A Massive Collection of Dead Insects Lives Inside Filing Cabinets in a Canadian Office
This piece was originally published in National Observer and appears here as part of our Climate Desk collaboration.
Hidden in anodyne filing cabinets scattered across the federal government’s Central Experimental Farm in Ottawa is a library of 17 million dead bugs.
The Canadian National Collection of Insects, Arachnids and Nematodes is one of the world’s largest, and it’s essential to Canadian agriculture. Managing bugs is a key part of agriculture, whether it is combating pests and invasive species or trying to prevent the loss of pollinator populations. And taxonomy, or the science of identifying species, is fundamental to this work.
“Working on this fundamental backbone to biology—understanding taxonomy and diversity and how things are related—sets the stage for all the other biological sciences,” said Jeff Skevington, a researcher who co-manages the collection and studies hover flies.
Those sciences are more important than ever. About 85 percent of food grown globally depends on pollination, yet pollinator populations—including bees, birds and hover flies like the ones Skevington studies—are declining worldwide.
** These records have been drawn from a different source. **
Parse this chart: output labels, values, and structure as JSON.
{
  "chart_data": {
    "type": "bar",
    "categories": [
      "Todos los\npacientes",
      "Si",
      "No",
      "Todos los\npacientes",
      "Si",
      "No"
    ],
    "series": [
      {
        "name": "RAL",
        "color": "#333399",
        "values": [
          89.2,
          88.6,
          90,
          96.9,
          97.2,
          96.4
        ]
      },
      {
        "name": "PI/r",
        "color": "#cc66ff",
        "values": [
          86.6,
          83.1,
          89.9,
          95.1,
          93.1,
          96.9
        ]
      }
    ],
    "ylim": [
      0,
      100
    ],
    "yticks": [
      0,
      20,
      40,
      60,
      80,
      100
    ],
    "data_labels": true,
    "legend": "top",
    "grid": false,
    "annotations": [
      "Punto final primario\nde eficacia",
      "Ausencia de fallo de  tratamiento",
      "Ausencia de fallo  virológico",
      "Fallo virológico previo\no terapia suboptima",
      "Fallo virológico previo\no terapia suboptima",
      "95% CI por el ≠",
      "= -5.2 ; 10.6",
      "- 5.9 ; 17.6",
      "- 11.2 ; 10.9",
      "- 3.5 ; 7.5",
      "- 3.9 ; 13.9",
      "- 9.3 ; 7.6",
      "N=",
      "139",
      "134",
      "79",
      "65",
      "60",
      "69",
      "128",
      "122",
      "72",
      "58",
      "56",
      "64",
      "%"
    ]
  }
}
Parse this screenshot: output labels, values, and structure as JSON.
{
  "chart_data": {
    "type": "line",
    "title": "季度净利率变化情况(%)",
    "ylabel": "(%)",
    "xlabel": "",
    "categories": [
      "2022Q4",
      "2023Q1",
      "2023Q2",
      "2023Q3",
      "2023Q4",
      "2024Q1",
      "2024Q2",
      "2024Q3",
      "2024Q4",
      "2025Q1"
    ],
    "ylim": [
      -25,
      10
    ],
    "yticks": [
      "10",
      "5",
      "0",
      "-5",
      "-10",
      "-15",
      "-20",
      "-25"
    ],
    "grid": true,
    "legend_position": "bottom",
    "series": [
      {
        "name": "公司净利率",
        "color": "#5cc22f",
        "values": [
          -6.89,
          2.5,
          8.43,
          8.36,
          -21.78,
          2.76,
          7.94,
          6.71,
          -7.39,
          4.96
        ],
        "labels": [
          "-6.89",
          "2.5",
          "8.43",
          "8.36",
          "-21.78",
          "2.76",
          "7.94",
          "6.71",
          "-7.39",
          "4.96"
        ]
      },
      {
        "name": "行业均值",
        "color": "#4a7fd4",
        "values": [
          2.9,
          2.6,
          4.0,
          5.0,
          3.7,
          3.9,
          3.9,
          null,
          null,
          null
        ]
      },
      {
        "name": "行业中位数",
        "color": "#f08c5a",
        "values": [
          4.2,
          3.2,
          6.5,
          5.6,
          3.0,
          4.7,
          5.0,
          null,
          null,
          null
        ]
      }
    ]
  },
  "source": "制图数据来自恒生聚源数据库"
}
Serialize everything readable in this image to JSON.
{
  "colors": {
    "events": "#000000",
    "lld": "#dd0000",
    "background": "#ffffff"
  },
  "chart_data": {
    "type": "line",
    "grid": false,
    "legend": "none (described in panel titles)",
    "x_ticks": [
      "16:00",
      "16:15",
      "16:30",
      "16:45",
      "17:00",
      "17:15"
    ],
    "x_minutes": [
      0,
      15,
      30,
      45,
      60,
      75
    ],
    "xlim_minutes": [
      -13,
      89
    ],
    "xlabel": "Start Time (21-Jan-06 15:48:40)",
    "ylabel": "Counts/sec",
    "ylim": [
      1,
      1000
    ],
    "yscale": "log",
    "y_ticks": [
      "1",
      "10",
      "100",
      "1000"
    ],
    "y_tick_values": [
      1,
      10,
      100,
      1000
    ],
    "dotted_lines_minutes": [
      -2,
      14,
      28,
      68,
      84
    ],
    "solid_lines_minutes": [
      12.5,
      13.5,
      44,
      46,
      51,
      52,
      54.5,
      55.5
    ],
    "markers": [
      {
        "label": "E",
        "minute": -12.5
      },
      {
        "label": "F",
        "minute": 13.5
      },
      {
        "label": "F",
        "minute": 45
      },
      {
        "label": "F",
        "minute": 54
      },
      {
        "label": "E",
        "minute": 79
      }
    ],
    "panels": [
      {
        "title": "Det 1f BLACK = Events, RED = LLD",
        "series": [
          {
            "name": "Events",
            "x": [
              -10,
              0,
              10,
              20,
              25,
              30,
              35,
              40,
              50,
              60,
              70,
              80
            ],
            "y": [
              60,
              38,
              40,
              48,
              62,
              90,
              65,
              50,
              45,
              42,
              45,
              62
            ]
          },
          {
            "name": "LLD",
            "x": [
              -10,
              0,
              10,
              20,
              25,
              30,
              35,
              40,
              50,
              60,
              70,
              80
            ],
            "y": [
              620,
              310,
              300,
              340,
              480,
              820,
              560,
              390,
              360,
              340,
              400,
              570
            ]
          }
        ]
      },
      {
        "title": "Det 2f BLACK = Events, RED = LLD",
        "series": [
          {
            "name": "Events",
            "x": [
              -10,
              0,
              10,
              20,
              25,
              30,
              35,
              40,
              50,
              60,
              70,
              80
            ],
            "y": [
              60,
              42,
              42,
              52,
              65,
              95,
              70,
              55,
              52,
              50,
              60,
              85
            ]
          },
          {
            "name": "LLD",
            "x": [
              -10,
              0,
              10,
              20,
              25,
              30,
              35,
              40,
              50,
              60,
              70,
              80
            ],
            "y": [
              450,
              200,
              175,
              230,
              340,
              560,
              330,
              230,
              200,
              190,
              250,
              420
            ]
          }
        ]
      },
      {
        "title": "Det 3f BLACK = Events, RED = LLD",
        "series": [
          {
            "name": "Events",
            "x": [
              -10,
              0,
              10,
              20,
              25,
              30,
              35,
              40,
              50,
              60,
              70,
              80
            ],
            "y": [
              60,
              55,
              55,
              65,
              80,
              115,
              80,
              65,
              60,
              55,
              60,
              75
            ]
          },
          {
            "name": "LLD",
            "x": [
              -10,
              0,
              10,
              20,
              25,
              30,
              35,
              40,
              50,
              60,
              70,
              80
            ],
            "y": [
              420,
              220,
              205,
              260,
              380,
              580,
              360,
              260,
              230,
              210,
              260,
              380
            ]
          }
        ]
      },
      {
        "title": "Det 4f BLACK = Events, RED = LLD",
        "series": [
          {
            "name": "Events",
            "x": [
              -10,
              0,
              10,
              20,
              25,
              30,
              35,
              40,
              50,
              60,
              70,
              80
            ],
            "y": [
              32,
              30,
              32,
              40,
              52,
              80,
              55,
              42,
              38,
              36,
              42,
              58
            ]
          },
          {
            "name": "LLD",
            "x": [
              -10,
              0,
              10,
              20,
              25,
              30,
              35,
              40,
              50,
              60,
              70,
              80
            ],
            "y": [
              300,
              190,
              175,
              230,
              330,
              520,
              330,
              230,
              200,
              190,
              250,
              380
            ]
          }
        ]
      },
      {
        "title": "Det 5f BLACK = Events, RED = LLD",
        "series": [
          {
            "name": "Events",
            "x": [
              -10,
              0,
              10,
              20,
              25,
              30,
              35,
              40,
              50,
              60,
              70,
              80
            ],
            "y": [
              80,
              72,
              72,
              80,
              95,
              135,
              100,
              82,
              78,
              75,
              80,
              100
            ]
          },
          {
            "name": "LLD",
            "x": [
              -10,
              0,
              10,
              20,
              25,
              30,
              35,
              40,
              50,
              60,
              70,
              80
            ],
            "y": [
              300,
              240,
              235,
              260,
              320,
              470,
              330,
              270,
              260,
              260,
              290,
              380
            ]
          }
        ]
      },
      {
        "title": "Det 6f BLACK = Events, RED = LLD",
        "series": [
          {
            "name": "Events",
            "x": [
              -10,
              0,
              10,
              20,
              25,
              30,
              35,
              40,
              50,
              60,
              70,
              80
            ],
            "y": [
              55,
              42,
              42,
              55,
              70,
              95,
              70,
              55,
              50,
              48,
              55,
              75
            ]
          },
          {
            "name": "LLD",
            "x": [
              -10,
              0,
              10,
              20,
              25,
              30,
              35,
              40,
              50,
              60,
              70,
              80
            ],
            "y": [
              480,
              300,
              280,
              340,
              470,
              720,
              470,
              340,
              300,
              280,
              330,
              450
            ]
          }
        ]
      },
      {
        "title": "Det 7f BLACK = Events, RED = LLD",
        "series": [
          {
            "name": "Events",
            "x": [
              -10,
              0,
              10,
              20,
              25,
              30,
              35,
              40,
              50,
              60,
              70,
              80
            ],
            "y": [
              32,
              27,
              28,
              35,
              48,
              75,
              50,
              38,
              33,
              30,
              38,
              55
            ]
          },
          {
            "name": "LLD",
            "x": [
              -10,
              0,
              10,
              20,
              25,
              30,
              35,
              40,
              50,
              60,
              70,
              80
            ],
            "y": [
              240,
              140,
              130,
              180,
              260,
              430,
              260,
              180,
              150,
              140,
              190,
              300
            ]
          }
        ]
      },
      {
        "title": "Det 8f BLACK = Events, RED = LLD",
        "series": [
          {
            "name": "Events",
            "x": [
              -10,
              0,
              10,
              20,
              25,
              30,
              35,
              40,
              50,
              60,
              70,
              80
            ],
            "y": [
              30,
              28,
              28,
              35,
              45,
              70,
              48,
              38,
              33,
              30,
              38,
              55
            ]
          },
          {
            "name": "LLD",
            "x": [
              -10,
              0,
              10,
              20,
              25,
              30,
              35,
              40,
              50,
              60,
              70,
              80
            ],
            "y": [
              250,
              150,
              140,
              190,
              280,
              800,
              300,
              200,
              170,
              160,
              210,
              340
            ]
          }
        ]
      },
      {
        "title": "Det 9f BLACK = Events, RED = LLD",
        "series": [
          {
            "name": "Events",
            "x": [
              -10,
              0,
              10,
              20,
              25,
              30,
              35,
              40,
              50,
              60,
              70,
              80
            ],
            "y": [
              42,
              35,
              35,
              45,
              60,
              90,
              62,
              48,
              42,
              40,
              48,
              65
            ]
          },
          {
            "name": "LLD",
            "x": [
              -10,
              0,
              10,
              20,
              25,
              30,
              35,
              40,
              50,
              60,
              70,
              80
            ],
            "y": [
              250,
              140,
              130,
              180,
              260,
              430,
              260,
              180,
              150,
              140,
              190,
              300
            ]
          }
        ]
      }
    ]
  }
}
According to the International Union for the Conservation of Nature, 16.5 percent of vertebrate pollinators are threatened with global extinction. About a third of Europe’s bee and butterfly species are declining. And in North America, the relative abundance of bumblebees is estimated to have crashed by 97 percent.
The shocking decline is tied to widespread pesticide use and habitat losses that are largely driven by industrial agriculture. While the collection alone won’t solve the problem, it provides a valuable reference for those studying it.
For instance, Skevington explained, some researchers are trying to see how hedgerows and other pollinator-friendly habitats can support agriculture if planted alongside farm fields. But first, they need to figure out which bugs are living in certain kinds of habitats (e.g. hedges, fields). To do so, they’ll check the collection in the same way a writer consults a dictionary.
“You have to be able to put a name on those (insects) to be able to work on them, and the collection is the resource that allows you to check your specimen against named ones and vouch for your material,” he said.